昨年12月に山梨県の中央自動車道?笹子トンネル上り線で発生した天井板崩落事故で、原因調査の焦点は、巨大な天井板をつり下げる「アンカーボルト」に絞り込まれている。
ボルトは特殊な接着剤で固定されていたが、国土交通省の調査では約6割が想定強度を下回っていた。各ボルトは施工時に均等量の接着剤が使用されており、同省では経年変化による固着力の低下を想定していなかった設計、保守管理の両面に問題があったとみて調べている。
◆すすけたボルト◆
「ばらつきの多い結果は、なぜなのか」。国交省の調査検討委員会の今田徹委員長(旧?東京都立大名誉教授)は今月1日、同省が事故後、「強度試験」を行ったボルトで、183本中113本が設計上の想定強度を満たしていなかったことに疑問を投げかけた。

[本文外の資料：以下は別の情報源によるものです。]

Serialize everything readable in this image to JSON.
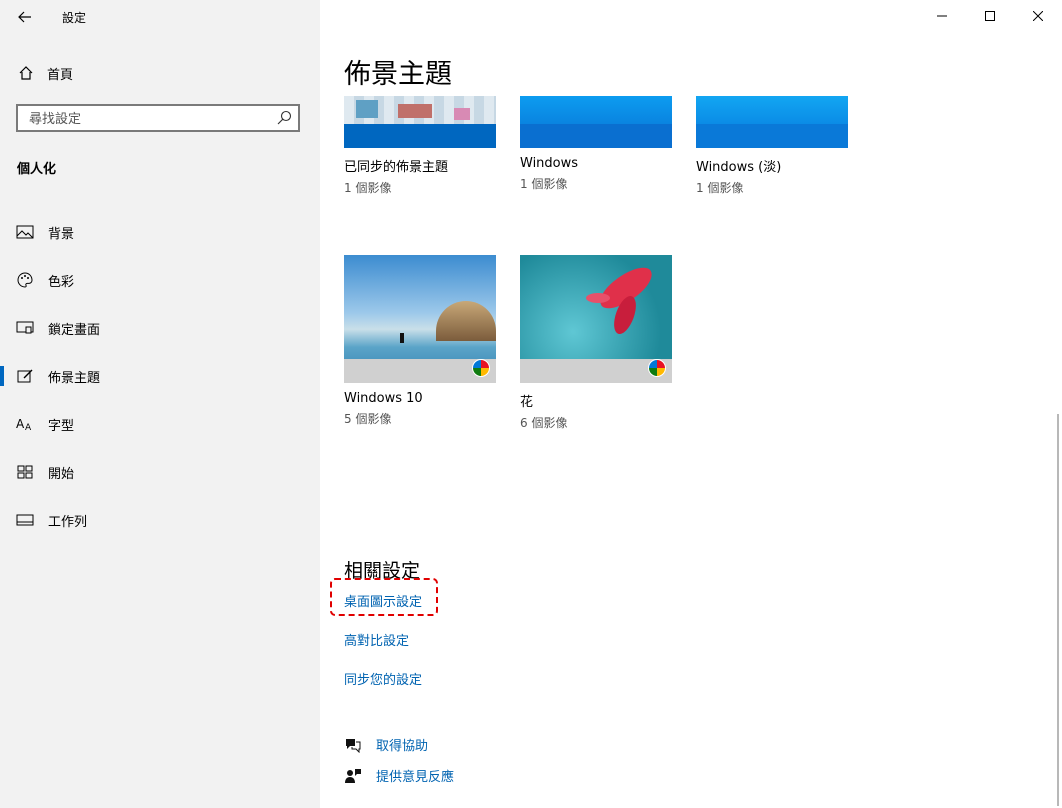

ボルトの想定強度は4トン超だが、113本中16本は天井板の重さ約1?2トンの荷重も支えられない状態だった。手がかりとなりそうなのが、ボルトごとに異なる接着剤の状態だ。
全長約20センチのボルトで、想定強度を満たしていなかったものは先端から約12センチにしか接着剤が付着していなかった。1?2トンを満たしていなかったボルトは先端から約9センチにしか付着しておらず、排ガスとみられる物質で黒くすすけていた。
◆穴の形状◆
強度試験で引き抜いたボルトは、接着剤が付着した範囲に差異があったが、施工した際のミスなどで接着剤の量が不足していた可能性は低いという。
施工手順では、アンカーボルトはトンネルの天井部分に穴を開け、そこに接着剤入りのカプセルを挿入してボルトを押し込む。カプセルが砕けて穴が接着剤で満たされる仕組みで、同省幹部は「手順を誤る可能性は少なく、接着剤の量が異なることは考えにくい」と指摘。別の幹部は「施工不良ならもっと早く不具合が出たはずで、経年変化と考えるのが自然」と語る。
ただ、穴の大きさに差があったり、ボルトの差し込み方が不適切だったりして、接着剤がボルトに十分に固着しなかったという可能性も残る。同省では今後、ボルトを引き抜いた後の穴の形状を調べ、内部の接着剤の状況などを調べる。